The senator has acknowledged she has "high expectations," but many people who have worked with Klobuchar or interacted with her and her staff say her treatment of staff goes beyond the normal expectations of excelling in a job.
Three former staffers said Klobuchar has tasked them with their co-workers with performing personal errands, such as making her personal appointments, washing dishes at her home or picking up her dry cleaning.
Senate staff are generally However, the practice is also common on Capitol Hill. A form staffer who was never aware of Klobuchar tasking with staffer with personal chores said many lawmakers make such requests. "The honest truth to this is a lot of people [in Congress] who really take advantage of office staff," the former staffer said.
of staff have been subject to ethics investigations.
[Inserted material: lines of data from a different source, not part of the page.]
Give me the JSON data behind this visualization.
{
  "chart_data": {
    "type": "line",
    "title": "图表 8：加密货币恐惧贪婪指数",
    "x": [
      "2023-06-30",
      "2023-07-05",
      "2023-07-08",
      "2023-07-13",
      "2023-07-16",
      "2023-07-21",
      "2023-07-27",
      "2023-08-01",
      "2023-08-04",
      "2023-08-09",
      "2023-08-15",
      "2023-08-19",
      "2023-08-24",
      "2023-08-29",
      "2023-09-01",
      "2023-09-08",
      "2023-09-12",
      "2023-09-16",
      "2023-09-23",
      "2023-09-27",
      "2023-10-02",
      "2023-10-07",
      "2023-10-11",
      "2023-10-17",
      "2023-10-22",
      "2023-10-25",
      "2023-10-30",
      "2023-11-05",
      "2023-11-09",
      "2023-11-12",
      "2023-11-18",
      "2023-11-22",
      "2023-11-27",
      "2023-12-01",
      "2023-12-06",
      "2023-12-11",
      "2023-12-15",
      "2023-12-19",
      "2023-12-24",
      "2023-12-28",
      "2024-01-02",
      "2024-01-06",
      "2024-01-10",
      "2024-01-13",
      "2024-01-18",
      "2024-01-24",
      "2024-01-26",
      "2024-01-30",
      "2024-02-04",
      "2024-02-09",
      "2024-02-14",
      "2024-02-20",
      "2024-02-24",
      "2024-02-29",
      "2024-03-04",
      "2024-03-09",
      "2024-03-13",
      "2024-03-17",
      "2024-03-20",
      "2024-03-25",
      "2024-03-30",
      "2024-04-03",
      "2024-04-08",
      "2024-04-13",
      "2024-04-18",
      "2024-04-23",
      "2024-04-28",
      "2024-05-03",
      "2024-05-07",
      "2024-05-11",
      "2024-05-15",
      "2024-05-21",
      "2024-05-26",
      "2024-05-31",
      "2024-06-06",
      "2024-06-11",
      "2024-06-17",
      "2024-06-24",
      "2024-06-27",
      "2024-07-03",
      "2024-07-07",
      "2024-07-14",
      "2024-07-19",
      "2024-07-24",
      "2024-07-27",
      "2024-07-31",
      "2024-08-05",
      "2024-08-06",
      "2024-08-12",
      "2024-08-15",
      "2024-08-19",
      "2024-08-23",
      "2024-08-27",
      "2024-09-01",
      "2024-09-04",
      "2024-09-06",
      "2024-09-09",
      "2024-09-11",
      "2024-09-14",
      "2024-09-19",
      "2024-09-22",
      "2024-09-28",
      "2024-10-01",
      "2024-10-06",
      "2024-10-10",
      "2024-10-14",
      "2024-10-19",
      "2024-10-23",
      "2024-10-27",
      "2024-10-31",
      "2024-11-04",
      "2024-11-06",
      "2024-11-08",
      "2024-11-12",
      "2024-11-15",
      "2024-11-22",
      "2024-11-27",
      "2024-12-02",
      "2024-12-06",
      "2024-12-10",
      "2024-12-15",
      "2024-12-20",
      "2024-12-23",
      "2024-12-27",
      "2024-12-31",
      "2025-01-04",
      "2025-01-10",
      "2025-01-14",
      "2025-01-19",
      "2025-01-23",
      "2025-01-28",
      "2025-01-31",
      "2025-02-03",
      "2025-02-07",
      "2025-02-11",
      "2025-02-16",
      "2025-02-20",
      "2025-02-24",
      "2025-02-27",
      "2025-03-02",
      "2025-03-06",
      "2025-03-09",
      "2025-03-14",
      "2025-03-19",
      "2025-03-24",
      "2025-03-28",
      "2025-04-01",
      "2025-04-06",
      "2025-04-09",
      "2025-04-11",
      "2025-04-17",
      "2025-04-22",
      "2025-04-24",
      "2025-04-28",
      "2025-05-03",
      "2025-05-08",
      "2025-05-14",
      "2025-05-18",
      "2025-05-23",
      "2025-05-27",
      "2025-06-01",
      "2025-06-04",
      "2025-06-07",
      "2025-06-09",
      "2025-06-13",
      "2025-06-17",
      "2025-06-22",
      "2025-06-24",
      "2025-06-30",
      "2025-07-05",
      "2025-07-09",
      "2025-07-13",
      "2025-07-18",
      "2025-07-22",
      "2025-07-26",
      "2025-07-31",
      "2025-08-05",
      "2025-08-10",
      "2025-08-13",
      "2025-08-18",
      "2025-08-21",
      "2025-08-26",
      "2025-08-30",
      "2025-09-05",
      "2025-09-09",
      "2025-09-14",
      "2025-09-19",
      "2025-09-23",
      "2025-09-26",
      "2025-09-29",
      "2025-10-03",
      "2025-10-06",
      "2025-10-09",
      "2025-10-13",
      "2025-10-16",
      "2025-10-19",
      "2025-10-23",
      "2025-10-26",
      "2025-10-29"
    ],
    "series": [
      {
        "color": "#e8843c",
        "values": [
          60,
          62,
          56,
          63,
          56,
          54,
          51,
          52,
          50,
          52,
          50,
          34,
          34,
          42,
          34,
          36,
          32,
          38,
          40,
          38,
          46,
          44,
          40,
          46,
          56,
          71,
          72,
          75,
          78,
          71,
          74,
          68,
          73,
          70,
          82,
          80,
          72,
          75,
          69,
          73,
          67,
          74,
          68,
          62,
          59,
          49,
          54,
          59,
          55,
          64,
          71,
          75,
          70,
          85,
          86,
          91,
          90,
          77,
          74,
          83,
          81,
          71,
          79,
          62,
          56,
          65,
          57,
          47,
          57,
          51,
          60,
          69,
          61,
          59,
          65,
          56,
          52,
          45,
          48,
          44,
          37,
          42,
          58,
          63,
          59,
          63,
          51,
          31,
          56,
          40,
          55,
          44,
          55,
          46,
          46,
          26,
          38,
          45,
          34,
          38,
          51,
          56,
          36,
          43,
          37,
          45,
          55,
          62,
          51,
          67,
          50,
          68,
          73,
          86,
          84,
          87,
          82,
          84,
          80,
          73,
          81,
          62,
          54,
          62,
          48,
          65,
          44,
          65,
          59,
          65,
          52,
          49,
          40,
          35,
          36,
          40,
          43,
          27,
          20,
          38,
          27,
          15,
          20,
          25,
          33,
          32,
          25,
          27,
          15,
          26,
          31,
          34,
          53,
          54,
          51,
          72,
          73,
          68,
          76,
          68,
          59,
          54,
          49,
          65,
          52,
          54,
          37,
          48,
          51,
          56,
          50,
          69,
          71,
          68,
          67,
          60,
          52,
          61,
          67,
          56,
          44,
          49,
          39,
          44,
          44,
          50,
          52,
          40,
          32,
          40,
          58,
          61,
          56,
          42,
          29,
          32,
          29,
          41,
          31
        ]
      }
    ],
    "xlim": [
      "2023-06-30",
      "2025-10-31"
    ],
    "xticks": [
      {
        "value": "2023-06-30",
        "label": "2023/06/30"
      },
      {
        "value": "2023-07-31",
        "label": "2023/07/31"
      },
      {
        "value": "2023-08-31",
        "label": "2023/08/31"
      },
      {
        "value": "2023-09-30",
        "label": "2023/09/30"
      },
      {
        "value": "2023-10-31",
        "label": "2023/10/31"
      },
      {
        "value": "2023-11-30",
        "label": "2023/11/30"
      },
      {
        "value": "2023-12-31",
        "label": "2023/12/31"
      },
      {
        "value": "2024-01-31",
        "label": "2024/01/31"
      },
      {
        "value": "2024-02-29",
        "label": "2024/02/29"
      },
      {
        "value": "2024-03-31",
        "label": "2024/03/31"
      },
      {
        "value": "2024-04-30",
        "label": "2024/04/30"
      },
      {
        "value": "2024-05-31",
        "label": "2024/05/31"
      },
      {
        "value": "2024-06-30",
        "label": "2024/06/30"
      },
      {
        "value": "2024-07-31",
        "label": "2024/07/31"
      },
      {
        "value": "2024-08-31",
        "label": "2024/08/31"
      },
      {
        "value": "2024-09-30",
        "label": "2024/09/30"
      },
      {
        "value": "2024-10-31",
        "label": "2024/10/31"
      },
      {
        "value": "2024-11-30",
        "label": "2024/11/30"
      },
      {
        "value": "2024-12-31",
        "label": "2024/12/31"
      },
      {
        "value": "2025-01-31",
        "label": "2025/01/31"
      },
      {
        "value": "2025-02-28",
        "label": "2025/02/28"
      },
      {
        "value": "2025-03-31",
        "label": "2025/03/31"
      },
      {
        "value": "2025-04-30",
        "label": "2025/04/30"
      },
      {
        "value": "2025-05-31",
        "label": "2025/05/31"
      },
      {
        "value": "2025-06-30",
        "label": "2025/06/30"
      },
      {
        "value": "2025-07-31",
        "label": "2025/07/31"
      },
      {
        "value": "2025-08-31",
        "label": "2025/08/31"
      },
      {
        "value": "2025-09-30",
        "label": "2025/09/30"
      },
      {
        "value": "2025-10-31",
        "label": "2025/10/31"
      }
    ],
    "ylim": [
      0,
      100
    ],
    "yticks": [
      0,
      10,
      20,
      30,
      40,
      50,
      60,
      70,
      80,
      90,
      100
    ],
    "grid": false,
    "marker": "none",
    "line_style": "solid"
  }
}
When you have people who do not want to work you can be as effective.
Former staffer of Sen. Amy Klobuchar
The reality of working for Klobuchar is at odds with the Midwestern-nice image she has cultivated in public: an unflappable workhorse and "the senator next door," which was the title of her 2015 memoir.  One morning several years ago, when most of the office staff was running late – the ex-staffer couldn't remember the reason – Klobuchar wrote out tardy slips and placed them on each missing aide's desk. The staffer recalls incredibly bursts of laughter as her co-workers arrived at one by one to find the notes, but Klobuchar was deadly serious. "She was constantly lighting new fires," a form staffer said, sometimes at expense of focusing on legislative work.
"When you have people who don't want to work for you, you can't be as effective, ”the staffer added.
Kevin Robillard contributed reporting.